Strength and conditioning coach Bill Foran said Herro’s “body is transformed.”

Boston Celtics v Miami Heat - Game Four Photo by Kevin C. Cox/Getty Images

A year ago today, Tyler Herro scored 37 points in Game 4 of the Eastern Conference Finals to lift the Miami Heat to a 3-1 series lead over the Boston Celtics. That moment was the zenith of Herro’s NBA career.

Goran Dragic’s injury forced Tyler Herro into a starting role in the NBA Finals, where he struggled. And the Heat’s 2019 first-round pick suffered nagging injuries last year and lost his last year to Kendrick Nunn.

Now heading into his third NBA season, Herro doesn’t have Goran Dragic or Nunn in the backcourt with him. Victor Oladipo will be out to start the season. As I’ve said before, Herro is the clear sixth man on this roster. Is he up for the task?

Like Oladipo, Herro has posted photos and videos to his Instagram account showcasing his workouts.

Heat strength and conditioning coach Bill Foran, who is retiring after 33 years with Miami, said that Herro’s “body is transformed. He will be a much better athlete” during a phone interview with the Miami Herald. Foran said that Herro has gained 10 pounds and will be able to defend and fight through screens at a better level.
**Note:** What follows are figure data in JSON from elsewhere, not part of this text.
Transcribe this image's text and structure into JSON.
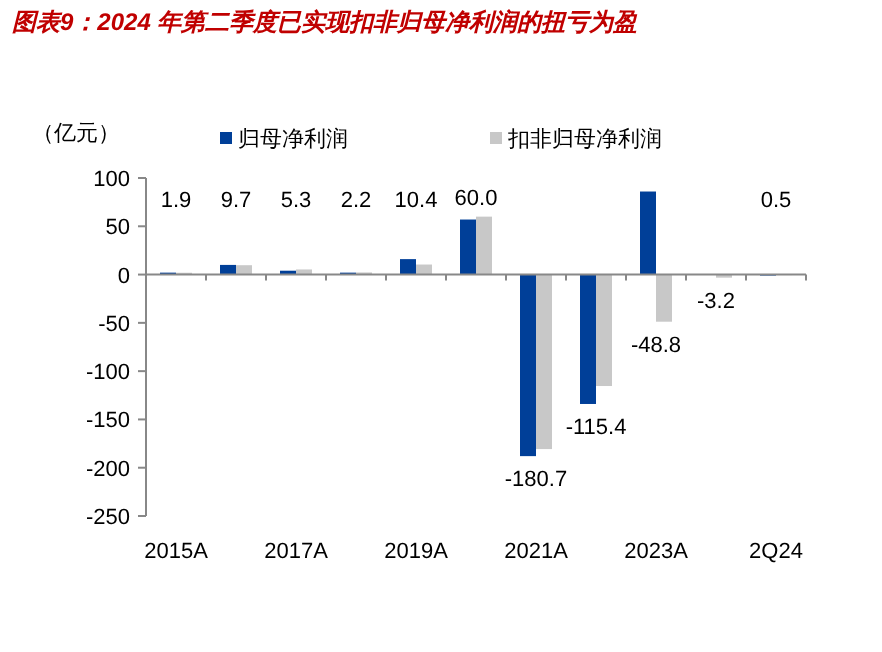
{
  "chart_data": {
    "type": "bar",
    "title": "图表9：2024 年第二季度已实现扣非归母净利润的扭亏为盈",
    "ylabel": "（亿元）",
    "categories": [
      "2015A",
      null,
      "2017A",
      null,
      "2019A",
      null,
      "2021A",
      null,
      "2023A",
      null,
      "2Q24"
    ],
    "series": [
      {
        "name": "归母净利润",
        "color": "#003f98",
        "values": [
          2,
          10,
          4,
          2,
          16,
          57,
          -188,
          -134,
          86,
          null,
          0
        ]
      },
      {
        "name": "扣非归母净利润",
        "color": "#c8c8c8",
        "values": [
          1.9,
          9.7,
          5.3,
          2.2,
          10.4,
          60.0,
          -180.7,
          -115.4,
          -48.8,
          -3.2,
          0.5
        ],
        "value_labels": [
          "1.9",
          "9.7",
          "5.3",
          "2.2",
          "10.4",
          "60.0",
          "-180.7",
          "-115.4",
          "-48.8",
          "-3.2",
          "0.5"
        ]
      }
    ],
    "ylim": [
      -250,
      100
    ],
    "yticks": [
      -250,
      -200,
      -150,
      -100,
      -50,
      0,
      50,
      100
    ],
    "legend": "top"
  }
}
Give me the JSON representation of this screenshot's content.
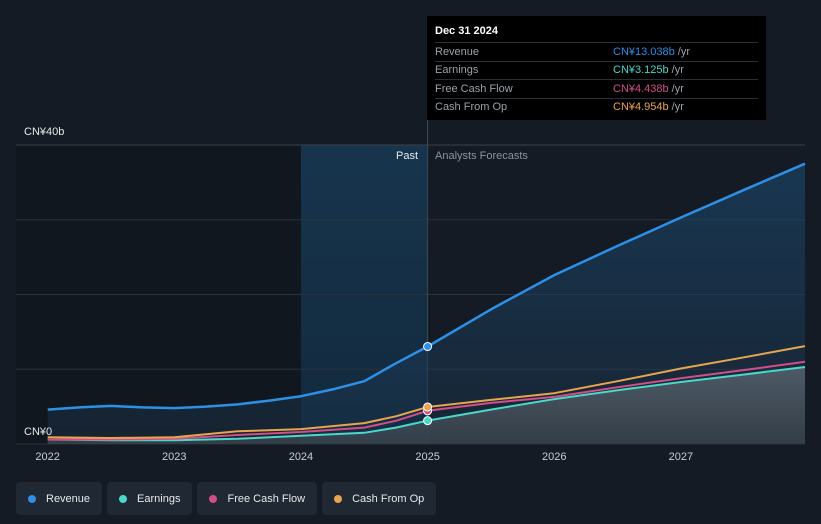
{
  "chart_data": {
    "type": "area",
    "y_axis_labels": {
      "top": "CN¥40b",
      "bottom": "CN¥0"
    },
    "ylim": [
      0,
      40
    ],
    "x_ticks": [
      2022,
      2023,
      2024,
      2025,
      2026,
      2027
    ],
    "xlim": [
      2021.75,
      2027.98
    ],
    "past_label": "Past",
    "forecast_label": "Analysts Forecasts",
    "divider_x": 2025.0,
    "past_region_start": 2024.0,
    "grid": true,
    "series": [
      {
        "name": "Revenue",
        "color": "#2d8fe6",
        "x": [
          2022.0,
          2022.25,
          2022.5,
          2022.75,
          2023.0,
          2023.25,
          2023.5,
          2023.75,
          2024.0,
          2024.25,
          2024.5,
          2024.75,
          2025.0,
          2025.5,
          2026.0,
          2026.5,
          2027.0,
          2027.5,
          2027.98
        ],
        "y": [
          4.6,
          4.9,
          5.1,
          4.9,
          4.8,
          5.0,
          5.3,
          5.8,
          6.4,
          7.3,
          8.4,
          10.8,
          13.038,
          18.0,
          22.6,
          26.5,
          30.3,
          34.0,
          37.5
        ]
      },
      {
        "name": "Earnings",
        "color": "#4ad8c8",
        "x": [
          2022.0,
          2022.5,
          2023.0,
          2023.5,
          2024.0,
          2024.5,
          2024.75,
          2025.0,
          2025.5,
          2026.0,
          2026.5,
          2027.0,
          2027.5,
          2027.98
        ],
        "y": [
          0.6,
          0.5,
          0.5,
          0.7,
          1.1,
          1.5,
          2.2,
          3.125,
          4.6,
          6.0,
          7.2,
          8.3,
          9.3,
          10.3
        ]
      },
      {
        "name": "Free Cash Flow",
        "color": "#d14f86",
        "x": [
          2022.0,
          2022.5,
          2023.0,
          2023.5,
          2024.0,
          2024.5,
          2024.75,
          2025.0,
          2025.5,
          2026.0,
          2026.5,
          2027.0,
          2027.5,
          2027.98
        ],
        "y": [
          0.6,
          0.6,
          0.7,
          1.2,
          1.6,
          2.2,
          3.1,
          4.438,
          5.5,
          6.3,
          7.6,
          8.8,
          9.9,
          11.0
        ]
      },
      {
        "name": "Cash From Op",
        "color": "#e8a54f",
        "x": [
          2022.0,
          2022.5,
          2023.0,
          2023.5,
          2024.0,
          2024.5,
          2024.75,
          2025.0,
          2025.5,
          2026.0,
          2026.5,
          2027.0,
          2027.5,
          2027.98
        ],
        "y": [
          0.9,
          0.8,
          0.9,
          1.7,
          2.0,
          2.8,
          3.7,
          4.954,
          5.9,
          6.8,
          8.4,
          10.1,
          11.6,
          13.1
        ]
      }
    ]
  },
  "tooltip": {
    "date": "Dec 31 2024",
    "rows": [
      {
        "name": "Revenue",
        "value": "CN¥13.038b",
        "unit": "/yr",
        "color": "#2d8fe6"
      },
      {
        "name": "Earnings",
        "value": "CN¥3.125b",
        "unit": "/yr",
        "color": "#4ad8c8"
      },
      {
        "name": "Free Cash Flow",
        "value": "CN¥4.438b",
        "unit": "/yr",
        "color": "#d14f86"
      },
      {
        "name": "Cash From Op",
        "value": "CN¥4.954b",
        "unit": "/yr",
        "color": "#e8a54f"
      }
    ]
  },
  "legend": [
    {
      "label": "Revenue",
      "color": "#2d8fe6"
    },
    {
      "label": "Earnings",
      "color": "#4ad8c8"
    },
    {
      "label": "Free Cash Flow",
      "color": "#d14f86"
    },
    {
      "label": "Cash From Op",
      "color": "#e8a54f"
    }
  ]
}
Herro’s strength should help him be a better player on both ends of the floor. Hopefully, he’ll hold his ground against opposing shooting guards and finish in traffic at a higher clip. But a lot will come down to hitting shots. Herro’s 3-point percentage dipped from 38.9 his rookie season to 36 percent last year. If he gets that percentage hovering around 40 percent — and Herro’s added muscle helps him become a more complete player — Miami will be in good shape.